In an interview with the EFE agency, the Finance Minister acknowledged that the beginning of the pandemic “took the country into a prolonged crisis: it had no fiscal savings, no international reserves, or budgetary space to act, and also required additional funds. (for health)”.
The millionaire debt and the demands of the IMF
Pozo replaced Richard Martínez, who managed the financial crisis until closing the fiscal gap with the help of multilateral organizations, from which Ecuador obtained more than 8,000 million dollars and refinanced and deferred interest with the support of bondholders.

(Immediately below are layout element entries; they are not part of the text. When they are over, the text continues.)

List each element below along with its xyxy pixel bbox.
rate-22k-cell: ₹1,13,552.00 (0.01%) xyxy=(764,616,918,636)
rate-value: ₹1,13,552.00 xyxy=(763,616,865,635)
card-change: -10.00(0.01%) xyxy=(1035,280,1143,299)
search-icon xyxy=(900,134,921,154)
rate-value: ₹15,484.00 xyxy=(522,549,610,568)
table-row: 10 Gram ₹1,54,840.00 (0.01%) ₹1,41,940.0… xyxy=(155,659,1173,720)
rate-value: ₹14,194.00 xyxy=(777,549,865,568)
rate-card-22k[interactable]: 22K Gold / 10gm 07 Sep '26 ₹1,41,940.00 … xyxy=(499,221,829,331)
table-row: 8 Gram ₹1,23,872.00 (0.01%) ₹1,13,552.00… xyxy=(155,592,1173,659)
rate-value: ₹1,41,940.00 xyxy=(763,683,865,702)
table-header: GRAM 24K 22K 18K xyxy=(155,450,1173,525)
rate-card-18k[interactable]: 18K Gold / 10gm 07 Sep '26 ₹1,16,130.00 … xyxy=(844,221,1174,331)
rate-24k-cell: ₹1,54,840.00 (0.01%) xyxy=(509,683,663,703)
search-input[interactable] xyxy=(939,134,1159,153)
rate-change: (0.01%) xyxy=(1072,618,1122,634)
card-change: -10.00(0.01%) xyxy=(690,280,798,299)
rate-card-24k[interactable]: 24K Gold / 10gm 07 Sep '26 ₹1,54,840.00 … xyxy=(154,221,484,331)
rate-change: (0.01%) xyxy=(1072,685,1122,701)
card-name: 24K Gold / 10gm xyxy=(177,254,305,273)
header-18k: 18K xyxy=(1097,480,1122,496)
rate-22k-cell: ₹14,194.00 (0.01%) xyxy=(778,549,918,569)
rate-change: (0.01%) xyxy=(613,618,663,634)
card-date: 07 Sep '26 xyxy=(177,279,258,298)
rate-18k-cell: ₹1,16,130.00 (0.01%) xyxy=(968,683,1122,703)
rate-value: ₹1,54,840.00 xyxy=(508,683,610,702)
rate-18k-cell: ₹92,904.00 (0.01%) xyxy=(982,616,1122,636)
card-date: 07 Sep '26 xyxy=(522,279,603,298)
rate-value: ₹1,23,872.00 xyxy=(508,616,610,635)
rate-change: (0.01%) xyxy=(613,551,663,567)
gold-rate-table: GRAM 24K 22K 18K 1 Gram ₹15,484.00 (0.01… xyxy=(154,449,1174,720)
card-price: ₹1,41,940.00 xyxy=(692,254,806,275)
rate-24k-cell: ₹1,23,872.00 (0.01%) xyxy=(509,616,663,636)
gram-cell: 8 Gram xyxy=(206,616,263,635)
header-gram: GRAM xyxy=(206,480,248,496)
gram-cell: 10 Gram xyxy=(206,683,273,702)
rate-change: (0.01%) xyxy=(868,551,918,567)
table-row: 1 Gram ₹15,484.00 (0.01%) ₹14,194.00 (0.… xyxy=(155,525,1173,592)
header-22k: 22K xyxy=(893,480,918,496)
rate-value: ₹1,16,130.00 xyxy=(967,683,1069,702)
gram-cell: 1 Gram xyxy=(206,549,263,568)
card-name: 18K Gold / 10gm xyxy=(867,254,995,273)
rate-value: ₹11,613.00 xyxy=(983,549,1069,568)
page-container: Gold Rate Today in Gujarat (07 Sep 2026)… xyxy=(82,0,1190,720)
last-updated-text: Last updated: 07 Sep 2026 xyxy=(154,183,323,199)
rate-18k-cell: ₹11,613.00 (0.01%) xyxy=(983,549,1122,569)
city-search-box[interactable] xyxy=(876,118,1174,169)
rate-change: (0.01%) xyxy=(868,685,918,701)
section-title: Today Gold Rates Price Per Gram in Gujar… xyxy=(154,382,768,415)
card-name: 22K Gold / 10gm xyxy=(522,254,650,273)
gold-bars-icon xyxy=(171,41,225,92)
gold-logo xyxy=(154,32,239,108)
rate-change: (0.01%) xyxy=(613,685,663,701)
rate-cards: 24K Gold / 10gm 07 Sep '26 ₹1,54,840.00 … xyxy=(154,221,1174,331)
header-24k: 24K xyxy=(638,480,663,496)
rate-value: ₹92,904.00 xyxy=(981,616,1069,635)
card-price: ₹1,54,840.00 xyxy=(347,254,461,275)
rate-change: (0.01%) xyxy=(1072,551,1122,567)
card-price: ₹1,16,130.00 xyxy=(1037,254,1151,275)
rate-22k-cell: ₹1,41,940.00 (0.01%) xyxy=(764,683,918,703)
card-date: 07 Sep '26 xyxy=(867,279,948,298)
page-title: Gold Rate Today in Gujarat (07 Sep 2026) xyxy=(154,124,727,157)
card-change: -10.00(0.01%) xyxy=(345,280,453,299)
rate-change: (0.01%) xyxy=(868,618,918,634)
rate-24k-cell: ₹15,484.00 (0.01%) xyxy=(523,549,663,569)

The outgoing president of Ecuador, Lenín Moreno, renegotiated the debt with foreign creditors in 2020. Photo: DPA
In this sense, the minister explained that the next government will have a debt that represents 2,000 million less annual interest, “with a structure in which 42% is debt with multilaterals, that is, in much more advantageous conditions.”
But as a whole, the debt will grow “to about 70,000 million” dollars, which represents a growth with respect to 2017, when Lenín Moreno’s government took office, of about 15,000 million.
Even so, Arauz’s environment recognizes that the debt will be manageable for the first four years, and that the problem is more in the conditions of the IMF and its social impact, former minister Guillaume Long told EFE.
The impact of covid-19 has been felt not only in work or poverty, but has also perpetuated structural problems.
This is indicated by Nora Fernández, professor at the Faculty of Economic Sciences Pontificia Universidad Católica del Ecuador (PUCE), who mentions the stagnation of the labor market together with the fall in the price of oil, which causes a deterioration of the conditions that especially affect women and people in rural areas, which highlights “not only economic but also social fragility.”
In turn, the FLACSO research professor Hugo Jácome considered that the stagnation of the Ecuadorian economy, although it is part of a conjunctural process greatly accentuated by the pandemic, “responds to structural factors of our economy. “
Among other elements, he points out that Ecuador is a primary exporting country, which means that “it has volatile circulation flows that are dependent on international prices.”
On the other hand, it speaks of “historical fiscal asphyxia” and censorship that under the logic of sustenance of the holders of public debt, the social conditions become subordinate to their payment, which causes enormous socioeconomic gaps.